Research Question: How can we characterize individual differences in learning behaviors as a function of motivation and attention; and how can we identify the underlying neural mechanisms?
Interdisciplinary Approach: PI Sarma, is a control theorist and computational neuroscientist. Co-Investigator, Dr. Susan Courtney, is a cognitive neuroscientist and expert on the neural systems underlying working memory for different types of information. The goals of the project require true interdisciplinary collaboration in order to define the relevant cognitive neuroscience hypothesis to be tested, to determine the appropriate experimental variables to be manipulated in the data collection, and to develop and evaluate the computational model necessary to test that hypothesis. In particular, Dr. Courtney appreciates that latent cognitive, emotional, and attentive processes play a significant role in associative learning. Her data and studies have clearly shown that individuals vary greatly in their behaviors, presumably because they vary greatly in these latent processes. Dr. Sarma has techniques of estimating these latent processes from measurable data through state-space modeling techniques that have significantly greater predictive power precisely because they take these latent processes (“states”) into account.
Potential Implications of Research: This project addresses fundamental questions of cognitive neuroscience regarding the interactions among motivation, attention, learning, working memory, and cognitive control.
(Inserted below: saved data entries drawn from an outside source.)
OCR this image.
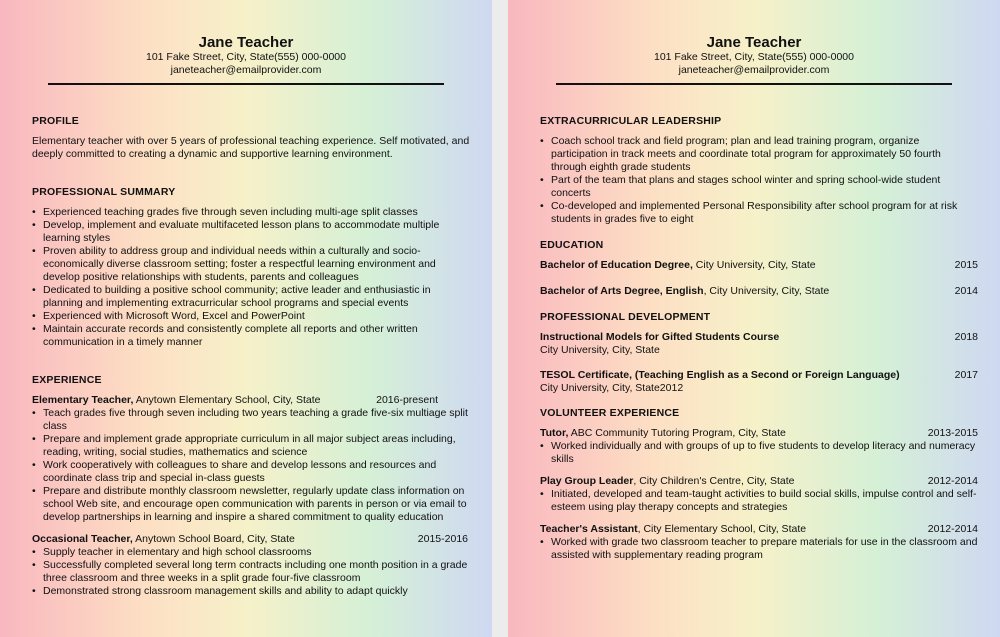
Jane Teacher
101 Fake Street, City, State(555) 000-0000
janeteacher@emailprovider.com
PROFILE

Elementary teacher with over 5 years of professional teaching experience. Self motivated, and deeply committed to creating a dynamic and supportive learning environment.

PROFESSIONAL SUMMARY
• Experienced teaching grades five through seven including multi-age split classes
• Develop, implement and evaluate multifaceted lesson plans to accommodate multiple learning styles
• Proven ability to address group and individual needs within a culturally and socio-economically diverse classroom setting; foster a respectful learning environment and develop positive relationships with students, parents and colleagues
• Dedicated to building a positive school community; active leader and enthusiastic in planning and implementing extracurricular school programs and special events
• Experienced with Microsoft Word, Excel and PowerPoint
• Maintain accurate records and consistently complete all reports and other written communication in a timely manner
EXPERIENCE
Elementary Teacher, Anytown Elementary School, City, State	2016-present
• Teach grades five through seven including two years teaching a grade five-six multiage split class
• Prepare and implement grade appropriate curriculum in all major subject areas including, reading, writing, social studies, mathematics and science
• Work cooperatively with colleagues to share and develop lessons and resources and coordinate class trip and special in-class guests
• Prepare and distribute monthly classroom newsletter, regularly update class information on school Web site, and encourage open communication with parents in person or via email to develop partnerships in learning and inspire a shared commitment to quality education
Occasional Teacher, Anytown School Board, City, State	2015-2016
• Supply teacher in elementary and high school classrooms
• Successfully completed several long term contracts including one month position in a grade three classroom and three weeks in a split grade four-five classroom
• Demonstrated strong classroom management skills and ability to adapt quickly
Jane Teacher
101 Fake Street, City, State(555) 000-0000
janeteacher@emailprovider.com
EXTRACURRICULAR LEADERSHIP
• Coach school track and field program; plan and lead training program, organize participation in track meets and coordinate total program for approximately 50 fourth through eighth grade students
• Part of the team that plans and stages school winter and spring school-wide student concerts
• Co-developed and implemented Personal Responsibility after school program for at risk students in grades five to eight
EDUCATION
Bachelor of Education Degree, City University, City, State	2015
Bachelor of Arts Degree, English, City University, City, State	2014
PROFESSIONAL DEVELOPMENT
Instructional Models for Gifted Students Course	2018
City University, City, State
TESOL Certificate, (Teaching English as a Second or Foreign Language)	2017
City University, City, State2012
VOLUNTEER EXPERIENCE
Tutor, ABC Community Tutoring Program, City, State	2013-2015
• Worked individually and with groups of up to five students to develop literacy and numeracy skills
Play Group Leader, City Children's Centre, City, State	2012-2014
• Initiated, developed and team-taught activities to build social skills, impulse control and self-esteem using play therapy concepts and strategies
Teacher's Assistant, City Elementary School, City, State	2012-2014
• Worked with grade two classroom teacher to prepare materials for use in the classroom and assisted with supplementary reading program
The knowledge gained from this project and subsequent follow-on studies will have broad impacts on all of these areas of cognitive neuroscience, which are often studied in isolation. Further, understanding the mechanisms underlying relationships among motivation, attention, learning, and memory could have profound effects on the effectiveness of educational practices and other public policies. The procedures and knowledge developed here could readily be used to develop automated tools for individualized classroom or computer-based learning. A reliable method for quantitatively assessing each individual’s sensitivities to positive, negative, and loss-avoidance feedback, and then employing individually-tailored feedback in subsequent learning experiences should facilitate attention control and optimize learning across individuals. This project will enable testing an example of how such a tool might work.
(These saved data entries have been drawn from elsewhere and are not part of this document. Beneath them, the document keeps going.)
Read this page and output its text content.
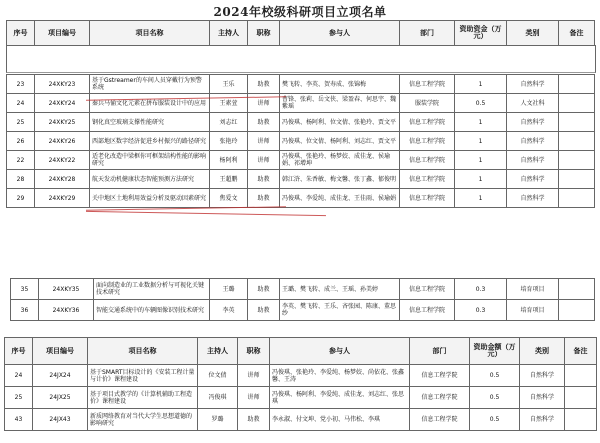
2024年校级科研项目立项名单
序号	项目编号	项目名称	主持人	职称	参与人	部门	资助资金（万元）	类别	备注
23	24XKY23	基于Gstreamer的车间人员穿戴行为预警系统	王乐	助教	樊飞转、李英、贺寿成、张锦梅	信息工程学院	1	自然科学	
24	24XKY24	秦兵马俑文化元素在拼布服装设计中的应用	王素萱	讲师	曹锋、张莉、岳文侠、梁盈春、何思宇、魏紫瑶	服装学院	0.5	人文社科	
25	24XKY25	钢化真空玻璃支撑性能研究	刘志红	助教	冯俊琪、杨阿利、位文倩、张艳玲、贾文平	信息工程学院	1	自然科学	
26	24XKY26	西部地区数字经济促进乡村振兴的路径研究	张艳玲	讲师	冯俊琪、位文倩、杨阿利、刘志红、贾文平	信息工程学院	1	自然科学	
22	24XKY22	适老化改造中梁框你可框架结构性能的影响研究	杨阿利	讲师	冯俊琪、张艳玲、杨梦姣、成佳龙、侯瑜娟、祁增坤	信息工程学院	1	自然科学	
28	24XKY28	航天发动机健康状态智能预测方法研究	王超鹏	助教	韩江浒、朱香敏、梅文馨、张丁鑫、郁俊明	信息工程学院	1	自然科学	
29	24XKY29	关中地区土地利用效益分析及驱动因素研究	焦爱文	助教	冯俊琪、李爱纯、成佳龙、王佳雨、侯瑜娟	信息工程学院	1	自然科学	
35	24XKY35	面向制造业的工业数据分析与可视化关键技术研究	王璐	助教	王璐、樊飞转、成兰、王瑶、孙美婷	信息工程学院	0.3	培育项目	
36	24XKY36	智能交通系统中的车辆图像识别技术研究	李英	助教	李英、樊飞转、王乐、吝张园、陈康、董思纱	信息工程学院	0.3	培育项目	
序号	项目编号	项目名称	主持人	职称	参与人	部门	资助金额（万元）	类别	备注
24	24JX24	基于SMART目标设计的《安装工程计量与计价》课程建设	位文倩	讲师	冯俊琪、张艳玲、李爱纯、杨梦姣、尚依花、张鑫馨、王涛	信息工程学院	0.5	自然科学	
25	24JX25	基于项目式教学的《计算机辅助工程造价》课程建设	冯俊琪	讲师	冯俊琪、杨阿利、李爱纯、成佳龙、刘志红、张思琪	信息工程学院	0.5	自然科学	
43	24JX43	新质网络教育对当代大学生思想道德的影响研究	罗璐	助教	李永淑、付文坤、党小初、马伟松、李琪	信息工程学院	0.5	自然科学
Current motivational salience through expectation of reward, punishment, or loss-avoidance is known to increase attention and learning. Learned associations between valuable outcomes and particular stimuli affect behavior and attention, even after participants are told that the stimuli are irrelevant and may be detrimental to current performance. Although this attention capture can negatively impact learning in unstable contexts, when reward contingencies are stable, attention is directed quickly to the most important information, potentially enhancing learning. The effects of past associations on current attention and learning could thus be exploited to enhance subsequent learning, as has been done with retrieval practice and repetition spacing effects. Motivational incentives are used ubiquitously in educational settings, but their effectiveness is limited by individual differences and the ways in which the induced attentional biases can either enhance or impair learning in new contexts. To address these challenges, the proposed project will rigorously examine the effects of reward and loss-avoidance associative learning on subsequent attentional biases and learning. We will collect behavioral and electroencephalography (EEG) data to develop a computational model of task inputs and internal state variables (latent variables related to learning) that determine neural activity and behavioral output (accuracy and reaction times of motor responses) during and after associative learning. The EEG data provides neural outputs at various stages throughout a trial, including perceptual processing and working memory maintenance, which also change over time with learning, overriding, and unlearning reward and loss-avoidance associations. Importantly, the model continually estimates dynamic changes in the internal states of the system (related to learning) that link task inputs to the neural and behavioral outputs. This approach enables a more rigorous characterization of individual differences in these behaviors and their underlying neural mechanisms, and enables prediction of what task manipulations enhance an individual’s current performance and subsequent learning.